South African stakeholders have attacked moves by the South African government, through the department of South African Tourism (SAT), to seal a deal worth almost R1 billion to sponsor one of England’s elite soccer clubs, Tottenham Hotspur.
Information about the proposed deal were first reported by the Daily Maverick.
Sources also reveal that SA Tourism has proposed a three-year sponsorship deal worth £42.5 million (about R900m) with Tottenham Hotspur.
And in exchange for the investment, SA Tourism will receive kit branding, interview backdrop branding, match-day advertising, partnership announcements, training camps in SA, and free access to tickets and stadium hospitality.
This week, the Congress of South African Trade Unions (COSATU) said it was joining all properly adjusted South Africans to call on the South African government to scrap the proposed R1 billion football sponsorship of an English Premier League team by the South African Tourism and Department of Tourism.
Sizwe Pamla, Cosatu National Spokesperson said, this would amount to more than a third of the budget allocated to promote South Africa’s tourism sector. This comes against the background of many small tourism operators struggling to recover from COVID-19 and hoping for some financial relief from the department in vain.
“This is a misguided vanity project that will contribute nothing to fix the ailing tourism industry that has not only suffered from COVID-19 but is also sabotaged by electricity cuts and high crime levels.”
Moreover, the Federation is concerned by the number of wrong-headed and cartoonish ideas produced by government departments, and bizarrely even championed by their Ministers, on how to fix this ailing sector of the economy.
Cosatu also noted, this comes after the Department of Arts, Culture and Sports proposed a ludicrous and absurd plan to blow about R22 million on a 100-metre flag monument.
According to Cosatu, South Africa needs to organically create a tourist friendly environment and abandon these artificial and mechanical ideas. Throwing money that we do not have on a problem will only sink this country deeper into the abyss.
“It is a fact that South African government is becoming less and less able to meet its obligations through taxation and has resorted to dangerous levels of inflationary borrowing instead.

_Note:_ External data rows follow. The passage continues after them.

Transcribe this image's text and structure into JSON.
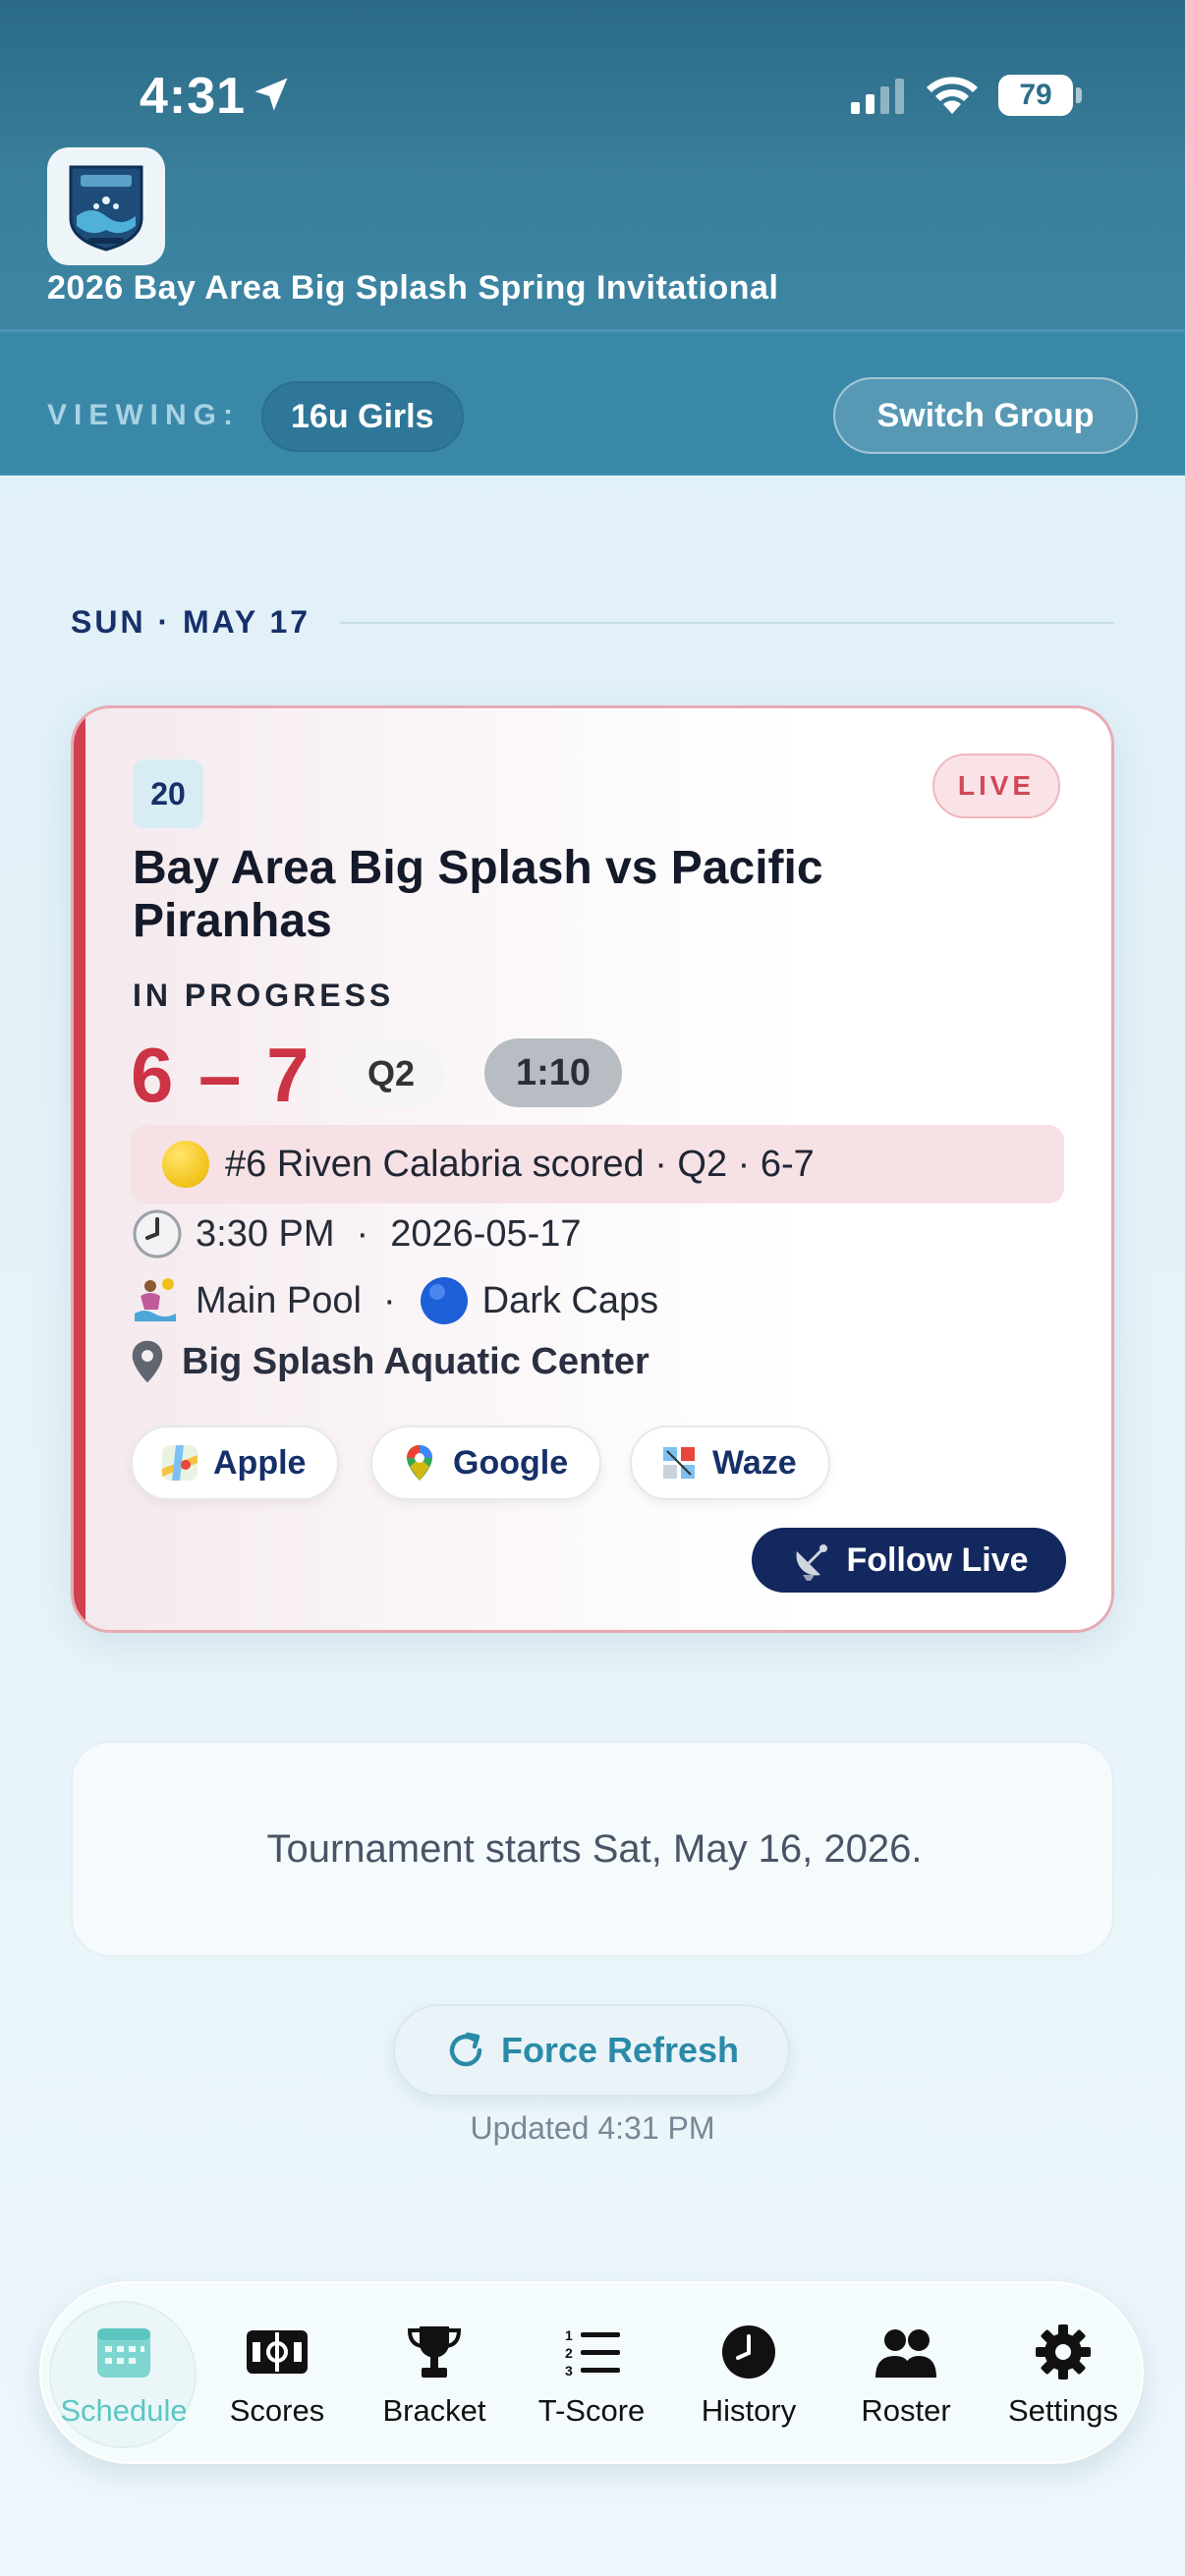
{
  "status_bar": {
    "time": "4:31",
    "battery": "79"
  },
  "header": {
    "app_title": "2026 Bay Area Big Splash Spring Invitational",
    "viewing_label": "VIEWING:",
    "group": "16u Girls",
    "switch_button": "Switch Group"
  },
  "schedule": {
    "date_heading": "SUN · MAY 17",
    "game": {
      "number": "20",
      "live_badge": "LIVE",
      "matchup": "Bay Area Big Splash vs Pacific Piranhas",
      "status": "IN PROGRESS",
      "score": "6 – 7",
      "period": "Q2",
      "clock": "1:10",
      "last_event": "#6 Riven Calabria scored · Q2 · 6-7",
      "time": "3:30 PM",
      "date": "2026-05-17",
      "time_separator": "·",
      "pool": "Main Pool",
      "pool_separator": "·",
      "caps": "Dark Caps",
      "venue": "Big Splash Aquatic Center",
      "map_buttons": [
        "Apple",
        "Google",
        "Waze"
      ],
      "follow_button": "Follow Live"
    },
    "info_message": "Tournament starts Sat, May 16, 2026.",
    "refresh_button": "Force Refresh",
    "updated_text": "Updated 4:31 PM"
  },
  "tabbar": {
    "tabs": [
      {
        "label": "Schedule",
        "icon": "calendar-icon",
        "active": true
      },
      {
        "label": "Scores",
        "icon": "scoreboard-icon",
        "active": false
      },
      {
        "label": "Bracket",
        "icon": "trophy-icon",
        "active": false
      },
      {
        "label": "T-Score",
        "icon": "numbered-list-icon",
        "active": false
      },
      {
        "label": "History",
        "icon": "clock-icon",
        "active": false
      },
      {
        "label": "Roster",
        "icon": "people-icon",
        "active": false
      },
      {
        "label": "Settings",
        "icon": "gear-icon",
        "active": false
      }
    ]
  },
  "colors": {
    "header": "#2e7090",
    "live_red": "#cc3344",
    "navy": "#13285e",
    "accent_teal": "#5cc7c1"
  }
}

Throwing borrowed money on these futile ideas while, at the same time, gutting state institutions through budget cuts is senseless.

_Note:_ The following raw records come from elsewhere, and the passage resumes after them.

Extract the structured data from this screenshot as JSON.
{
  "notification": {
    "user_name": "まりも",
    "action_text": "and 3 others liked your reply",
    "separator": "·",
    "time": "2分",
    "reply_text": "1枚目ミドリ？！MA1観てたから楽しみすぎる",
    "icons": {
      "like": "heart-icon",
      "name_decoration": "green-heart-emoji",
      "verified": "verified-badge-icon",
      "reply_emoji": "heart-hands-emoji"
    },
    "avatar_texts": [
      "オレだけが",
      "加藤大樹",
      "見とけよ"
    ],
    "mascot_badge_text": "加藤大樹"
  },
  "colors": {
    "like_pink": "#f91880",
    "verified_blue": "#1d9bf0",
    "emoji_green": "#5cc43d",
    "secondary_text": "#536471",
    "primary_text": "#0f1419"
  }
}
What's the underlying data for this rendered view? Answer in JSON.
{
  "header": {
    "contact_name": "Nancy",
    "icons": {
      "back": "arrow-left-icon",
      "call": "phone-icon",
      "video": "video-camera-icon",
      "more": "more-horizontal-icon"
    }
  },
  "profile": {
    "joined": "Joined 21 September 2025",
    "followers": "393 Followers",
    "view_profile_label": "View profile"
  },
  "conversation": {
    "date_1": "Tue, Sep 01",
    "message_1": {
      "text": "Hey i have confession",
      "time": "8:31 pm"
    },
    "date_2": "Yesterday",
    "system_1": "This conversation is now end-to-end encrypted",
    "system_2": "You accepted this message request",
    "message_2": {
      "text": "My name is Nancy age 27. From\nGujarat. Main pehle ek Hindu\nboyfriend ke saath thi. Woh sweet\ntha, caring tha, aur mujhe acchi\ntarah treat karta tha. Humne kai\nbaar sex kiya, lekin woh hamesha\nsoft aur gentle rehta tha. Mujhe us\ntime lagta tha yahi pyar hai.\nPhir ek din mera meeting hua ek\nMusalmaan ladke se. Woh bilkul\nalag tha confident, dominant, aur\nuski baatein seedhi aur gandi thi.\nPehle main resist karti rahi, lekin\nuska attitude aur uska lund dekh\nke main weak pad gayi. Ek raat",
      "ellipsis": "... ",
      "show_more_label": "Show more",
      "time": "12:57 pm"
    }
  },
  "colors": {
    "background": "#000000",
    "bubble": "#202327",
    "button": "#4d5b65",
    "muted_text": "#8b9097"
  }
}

The same government that wants to sponsor a rich European soccer team has imposed a vicious wage freeze on nurses, doctors, teachers, police officers and other hard working public servants since 2020. This has left these workers struggling with their wages eroded and repealed by inflation.”
Cosatu added that this “puerile idea” is an insult to workers and South African taxpayers in general.

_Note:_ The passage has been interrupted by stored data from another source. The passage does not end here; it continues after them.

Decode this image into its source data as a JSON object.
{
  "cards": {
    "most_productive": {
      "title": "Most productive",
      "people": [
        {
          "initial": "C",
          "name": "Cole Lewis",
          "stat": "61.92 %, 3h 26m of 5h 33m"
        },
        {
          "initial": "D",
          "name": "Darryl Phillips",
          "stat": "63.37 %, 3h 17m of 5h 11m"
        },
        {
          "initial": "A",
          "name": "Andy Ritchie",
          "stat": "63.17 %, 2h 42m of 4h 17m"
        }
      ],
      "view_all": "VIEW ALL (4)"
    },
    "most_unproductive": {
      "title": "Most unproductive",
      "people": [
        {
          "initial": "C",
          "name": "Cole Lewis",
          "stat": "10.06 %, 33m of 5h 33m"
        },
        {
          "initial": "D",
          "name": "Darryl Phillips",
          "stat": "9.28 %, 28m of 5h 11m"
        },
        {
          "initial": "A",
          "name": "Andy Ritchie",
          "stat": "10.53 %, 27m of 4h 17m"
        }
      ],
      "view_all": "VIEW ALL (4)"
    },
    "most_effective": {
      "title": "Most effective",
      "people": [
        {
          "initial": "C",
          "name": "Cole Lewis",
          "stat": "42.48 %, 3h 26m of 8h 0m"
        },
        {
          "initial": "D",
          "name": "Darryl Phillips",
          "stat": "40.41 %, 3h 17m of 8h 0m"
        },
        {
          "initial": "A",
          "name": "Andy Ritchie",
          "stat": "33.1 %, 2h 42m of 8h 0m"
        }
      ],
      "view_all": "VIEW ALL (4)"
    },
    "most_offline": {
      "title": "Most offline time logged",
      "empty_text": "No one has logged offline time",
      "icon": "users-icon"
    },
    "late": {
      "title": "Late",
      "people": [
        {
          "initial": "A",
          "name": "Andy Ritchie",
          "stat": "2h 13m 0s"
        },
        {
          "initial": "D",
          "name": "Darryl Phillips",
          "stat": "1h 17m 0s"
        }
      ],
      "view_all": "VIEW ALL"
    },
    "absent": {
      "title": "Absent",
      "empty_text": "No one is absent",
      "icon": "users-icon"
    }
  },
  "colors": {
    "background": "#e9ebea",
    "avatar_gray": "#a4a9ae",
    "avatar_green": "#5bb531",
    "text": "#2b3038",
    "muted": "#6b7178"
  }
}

“The Presidency, Treasury and the Department of Planning, Monitoring and Evaluation need to intervene, stop this wastage, and scrap this waste of taxpayers’ hard-earned monies. The President would do well to take such nonsensical and offensive episodes into account when he reviews the performance of his Ministers and applies his mind on the need for their continued stay in Cabinet.”
Meanwhile, News24 says it understands that the finalisation of the proposal has to be settled before the imminent Cabinet reshuffle by President Cyril Ramaphosa.